Codecs are computer programs for encoding or decoding digital data stream or signal. The codec encodes a data stream or signal for transmission and storage, also in encrypted form, and the decoder function reverses the encoding for playback or editing. Codecs are used in video conferencing, streaming media and video editing applications.
In the middle of the 20th century, the codec was a device that coded analog signals in digital form using pulse modulation (PCM). Later, the name was also applied to software which was used for conversion between digital signal formats, including the compressor function.
The word modem comes from the combination of two words modulator-demodulator. The telecommunications industry refers to the device as a data set. It converts digital data from computers to analog signals for transmission over telephone lines. On the receiving side, the analog signal is converted back to digital data.

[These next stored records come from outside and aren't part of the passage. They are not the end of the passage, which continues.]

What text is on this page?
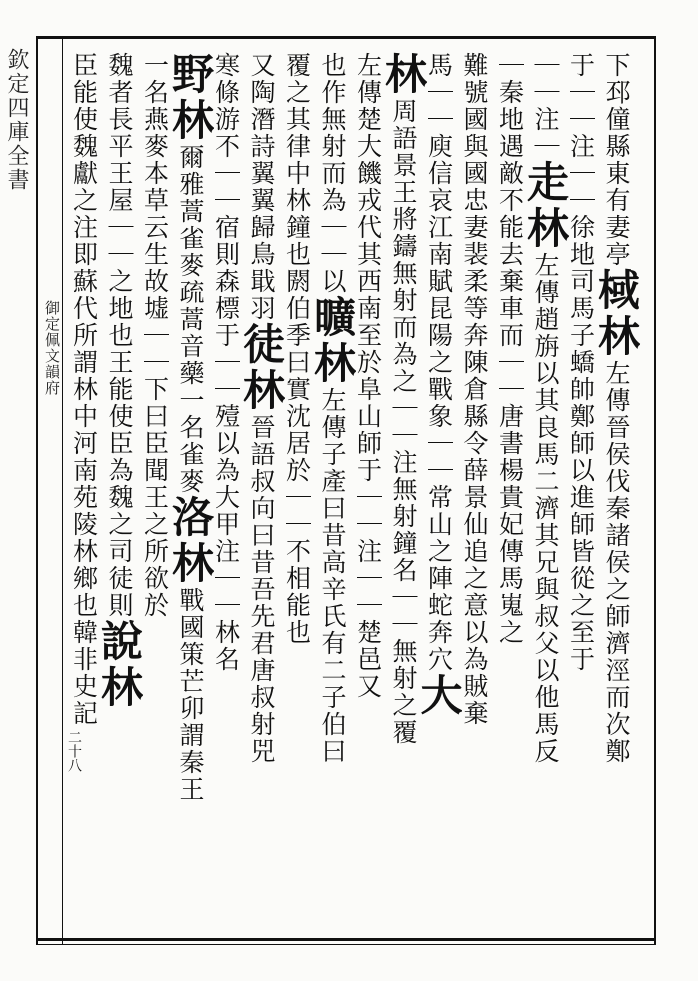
欽定四庫全書
御定佩文韻府
二十八
下邳僮縣東有妻亭棫林左傳晉侯伐秦諸侯之師濟涇而次鄭
于｜｜注｜｜徐地司馬子蟜帥鄭師以進師皆從之至于
｜｜注｜走林左傳趙旃以其良馬二濟其兄與叔父以他馬反
｜秦地遇敵不能去棄車而｜｜唐書楊貴妃傳馬嵬之
難號國與國忠妻裴柔等奔陳倉縣令薛景仙追之意以為賊棄
馬｜｜庾信哀江南賦昆陽之戰象｜｜常山之陣蛇奔穴大
林周語景王將鑄無射而為之｜｜注無射鐘名｜｜無射之覆
左傳楚大饑戎代其西南至於阜山師于｜｜注｜｜楚邑又
也作無射而為｜｜以曠林左傳子產曰昔高辛氏有二子伯曰
覆之其律中林鐘也閼伯季曰實沈居於｜｜不相能也
又陶潛詩翼翼歸鳥戢羽徒林晉語叔向曰昔吾先君唐叔射兕
寒條游不｜｜宿則森標于｜｜殪以為大甲注｜｜林名
野林爾雅蒿雀麥疏蒿音藥一名雀麥洛林戰國策芒卯謂秦王
一名燕麥本草云生故墟｜｜下曰臣聞王之所欲於
魏者長平王屋｜｜之地也王能使臣為魏之司徒則說林
臣能使魏獻之注即蘇代所謂林中河南苑陵林鄉也韓非史記
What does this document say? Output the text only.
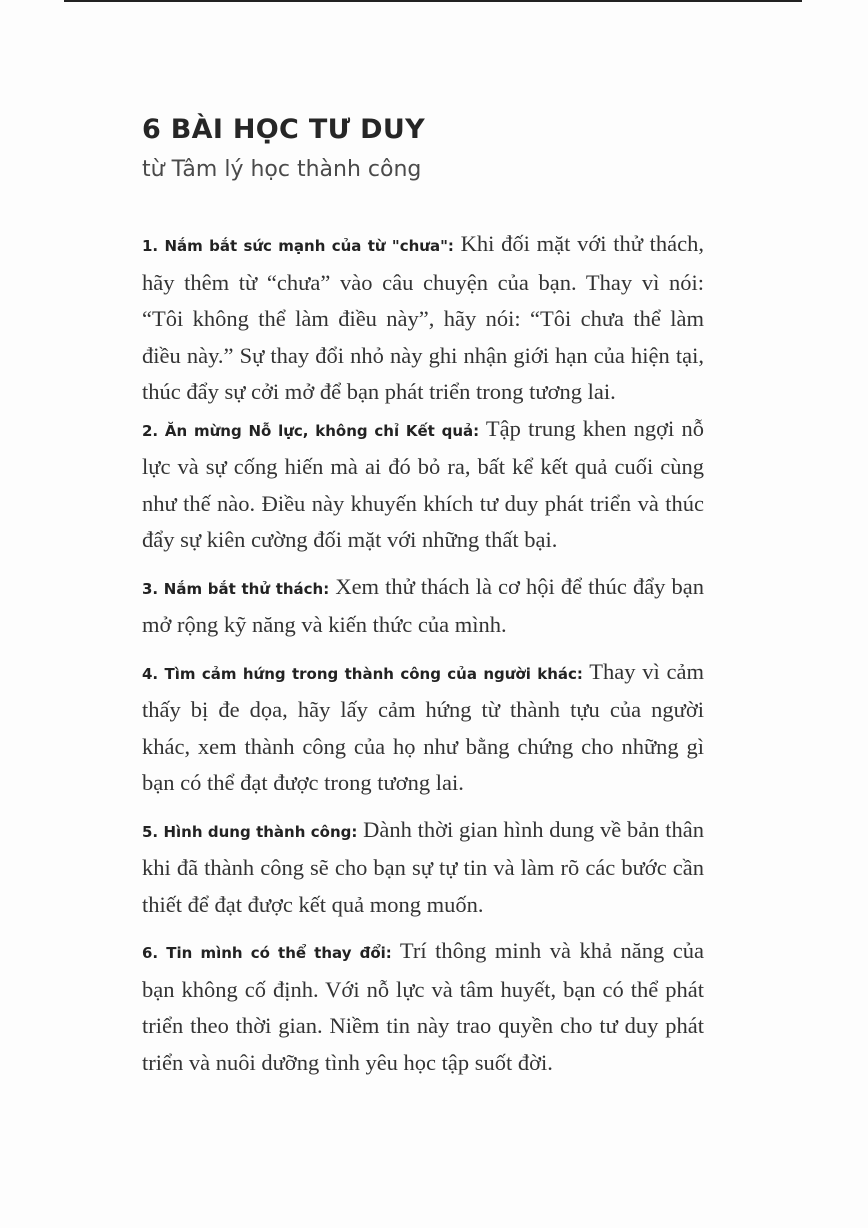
6 BÀI HỌC TƯ DUY
từ Tâm lý học thành công

1. Nắm bắt sức mạnh của từ "chưa": Khi đối mặt với thử thách, hãy thêm từ “chưa” vào câu chuyện của bạn. Thay vì nói: “Tôi không thể làm điều này”, hãy nói: “Tôi chưa thể làm điều này.” Sự thay đổi nhỏ này ghi nhận giới hạn của hiện tại, thúc đẩy sự cởi mở để bạn phát triển trong tương lai.

2. Ăn mừng Nỗ lực, không chỉ Kết quả: Tập trung khen ngợi nỗ lực và sự cống hiến mà ai đó bỏ ra, bất kể kết quả cuối cùng như thế nào. Điều này khuyến khích tư duy phát triển và thúc đẩy sự kiên cường đối mặt với những thất bại.

3. Nắm bắt thử thách: Xem thử thách là cơ hội để thúc đẩy bạn mở rộng kỹ năng và kiến thức của mình.

4. Tìm cảm hứng trong thành công của người khác: Thay vì cảm thấy bị đe dọa, hãy lấy cảm hứng từ thành tựu của người khác, xem thành công của họ như bằng chứng cho những gì bạn có thể đạt được trong tương lai.

5. Hình dung thành công: Dành thời gian hình dung về bản thân khi đã thành công sẽ cho bạn sự tự tin và làm rõ các bước cần thiết để đạt được kết quả mong muốn.

6. Tin mình có thể thay đổi: Trí thông minh và khả năng của bạn không cố định. Với nỗ lực và tâm huyết, bạn có thể phát triển theo thời gian. Niềm tin này trao quyền cho tư duy phát triển và nuôi dưỡng tình yêu học tập suốt đời.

The audio codec converts analog audio signals to digital signals for transmission or codes them for storage. The receiving device processes digital signals back to the analog form using an audio decoder for playback. An example of this are the codecs used in the sound cards of personal computers. The video codec performs the same task for video signals.
In addition to coding the signal, the codec can compress data to reduce transmission bandwidth or disk space. Among the codecs that compress the signal, we distinguish compression codecs that are lossy and lossless. Most popular codecs are lossy, reducing the quality of the signal, but also the size of the resulting file.
The codecs use two techniques: PCM (pulse-code modulation) and delta modulation. There are many different codecs, both free and paid. Among them, we find codecs with low and high bitrates (number of bits per unit of time).